Dengan nilai yang didapat dari UTBK tersebut, calon mahasiswa dapat mendaftar di Perguruan Tinggi Negeri (PTN) tujuannya. Masing-masing PTN menentukan sendiri batas nilainya, namun yang membedakan adalah kriteria khusus atau pertimbangan prestasi.

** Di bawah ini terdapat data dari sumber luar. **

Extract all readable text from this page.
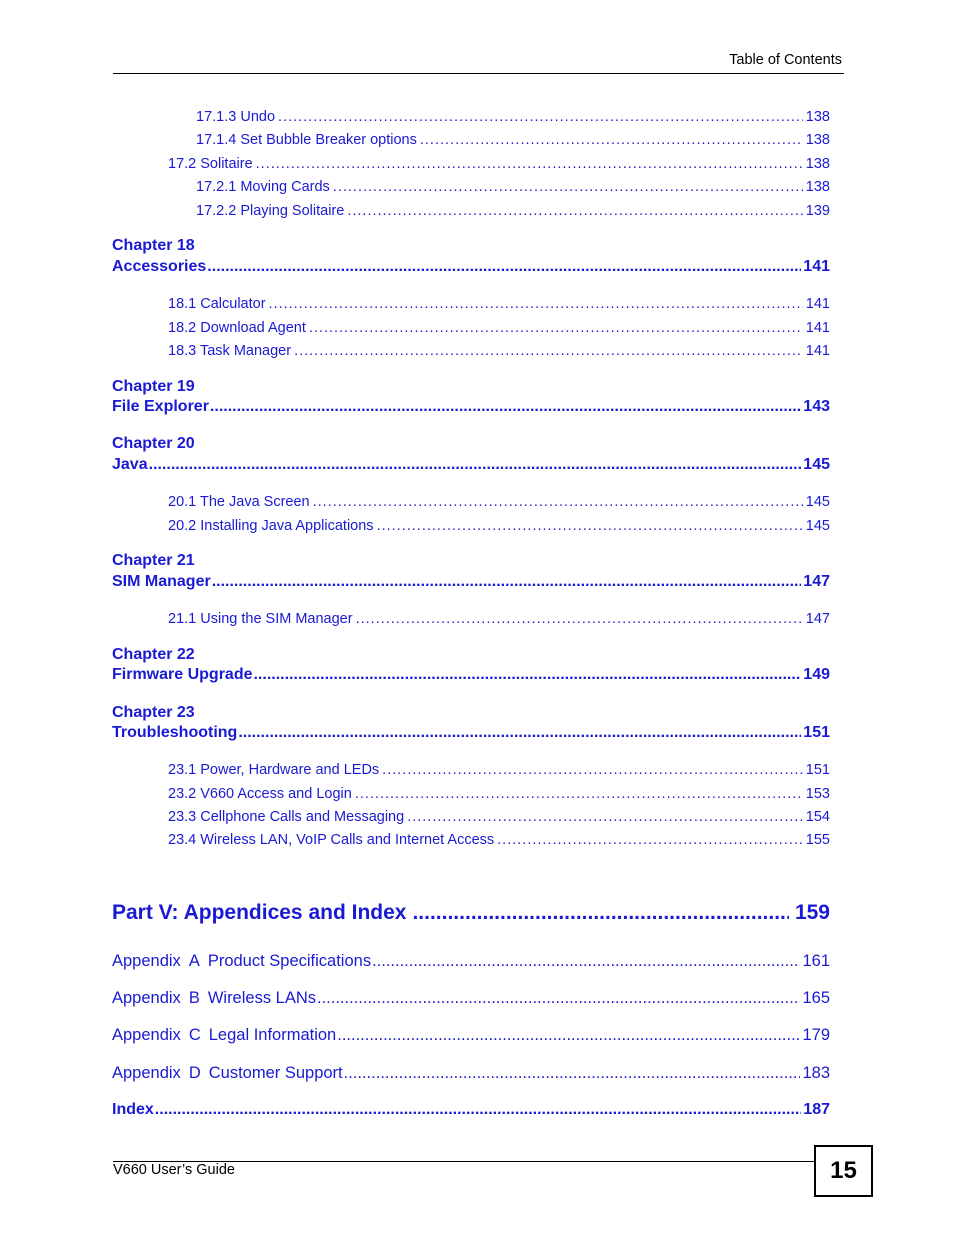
Table of Contents
17.1.3 Undo .....	138
17.1.4 Set Bubble Breaker options .....	138
17.2 Solitaire .....	138
17.2.1 Moving Cards .....	138
17.2.2 Playing Solitaire .....	139
Chapter 18
Accessories .....	141
18.1 Calculator .....	141
18.2 Download Agent .....	141
18.3 Task Manager .....	141
Chapter 19
File Explorer .....	143
Chapter 20
Java .....	145
20.1 The Java Screen .....	145
20.2 Installing Java Applications .....	145
Chapter 21
SIM Manager .....	147
21.1 Using the SIM Manager .....	147
Chapter 22
Firmware Upgrade .....	149
Chapter 23
Troubleshooting .....	151
23.1 Power, Hardware and LEDs .....	151
23.2 V660 Access and Login .....	153
23.3 Cellphone Calls and Messaging .....	154
23.4 Wireless LAN, VoIP Calls and Internet Access .....	155
Part V: Appendices and Index .....	159
Appendix A Product Specifications .....	161
Appendix B Wireless LANs .....	165
Appendix C Legal Information .....	179
Appendix D Customer Support .....	183
Index .....	187
V660 User’s Guide	15
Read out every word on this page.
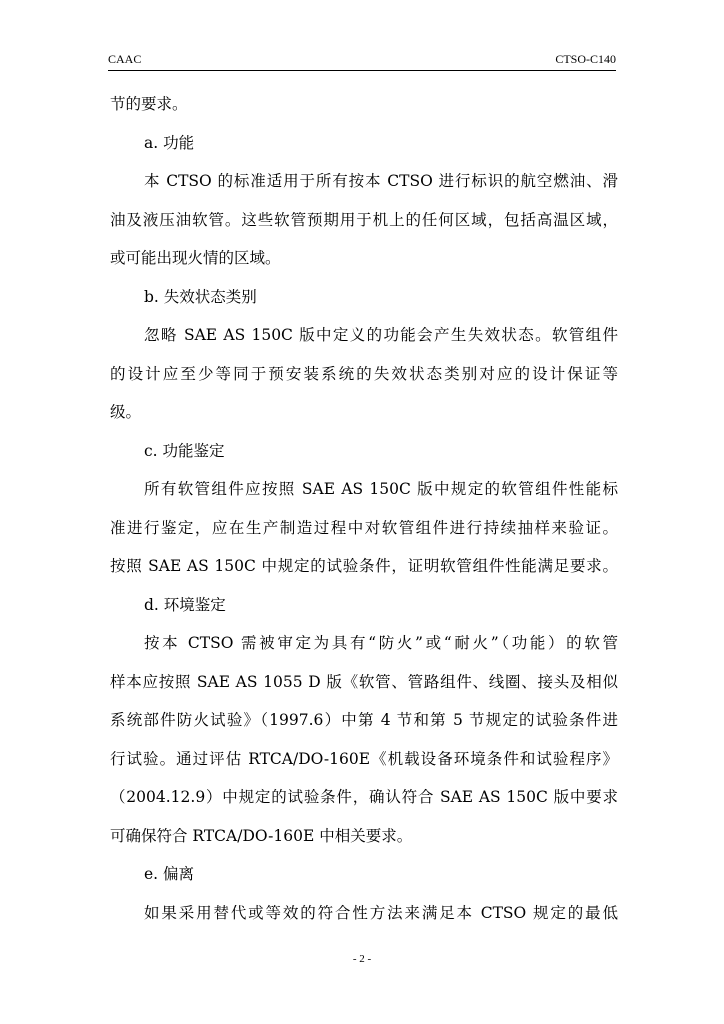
CAAC	CTSO-C140
节的要求。
a. 功能
本 CTSO 的标准适用于所有按本 CTSO 进行标识的航空燃油、滑
油及液压油软管。这些软管预期用于机上的任何区域，包括高温区域，
或可能出现火情的区域。
b. 失效状态类别
忽略 SAE AS 150C 版中定义的功能会产生失效状态。软管组件
的设计应至少等同于预安装系统的失效状态类别对应的设计保证等
级。
c. 功能鉴定
所有软管组件应按照 SAE AS 150C 版中规定的软管组件性能标
准进行鉴定，应在生产制造过程中对软管组件进行持续抽样来验证。
按照 SAE AS 150C 中规定的试验条件，证明软管组件性能满足要求。
d. 环境鉴定
按本 CTSO 需被审定为具有“防火”或“耐火”（功能）的软管
样本应按照 SAE AS 1055 D 版《软管、管路组件、线圈、接头及相似
系统部件防火试验》（1997.6）中第 4 节和第 5 节规定的试验条件进
行试验。通过评估 RTCA/DO-160E《机载设备环境条件和试验程序》
（2004.12.9）中规定的试验条件，确认符合 SAE AS 150C 版中要求
可确保符合 RTCA/DO-160E 中相关要求。
e. 偏离
如果采用替代或等效的符合性方法来满足本 CTSO 规定的最低
- 2 -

Hal ini ditentukan oleh rektor PTN yang bersangkutan.
Rasa Keadilan Menteri Riset, Teknologi dan Pendidikan Tinggi (Menristekdikti) Mohamad Nasir mengatakan seleksi masuk Perguruan Tinggi Negeri (PTN) pada 2019 lebih memberikan rasa keadilan dibandingkan tahun-tahun sebelumnya.
"Mekanisme seleksi masuk PTN pada 2019, lebih baik dari tahun-tahun sebelumnya, serta memberikan rasa keadilan pada mahasiswa," kata Nasir.
Pola seleksi masuk PTN 2019 dilaksanakan melalui tiga jalur yaitu, SNMPTN dengan daya tampung minimal 20 persen, SBMPTN minimal 40 persen dan Seleksi Mandiri maksimal 30 persen dari kuota daya tampung tiap prodi di PTN.
Nasir menambahkan melalui seleksi yang baru tersebut, peserta bisa mengetahui nilai yang diraihnya serta berapa nilai kelulusan di PTN yang dituju. Selama bertahun-tahun pelaksanaan SBMPTN tidak mengalami perubahan hanya berganti nama mulai dari Sipenmaru, SPMB hingga SNMPTN.
Nasir mengatakan dengan adanya LTMPT, masyarakat akan diuntungkan karena ujian berbasis komputer akan mengurangi kesalahan pengisian identitas, kode soal dan pengisian lembar jawaban.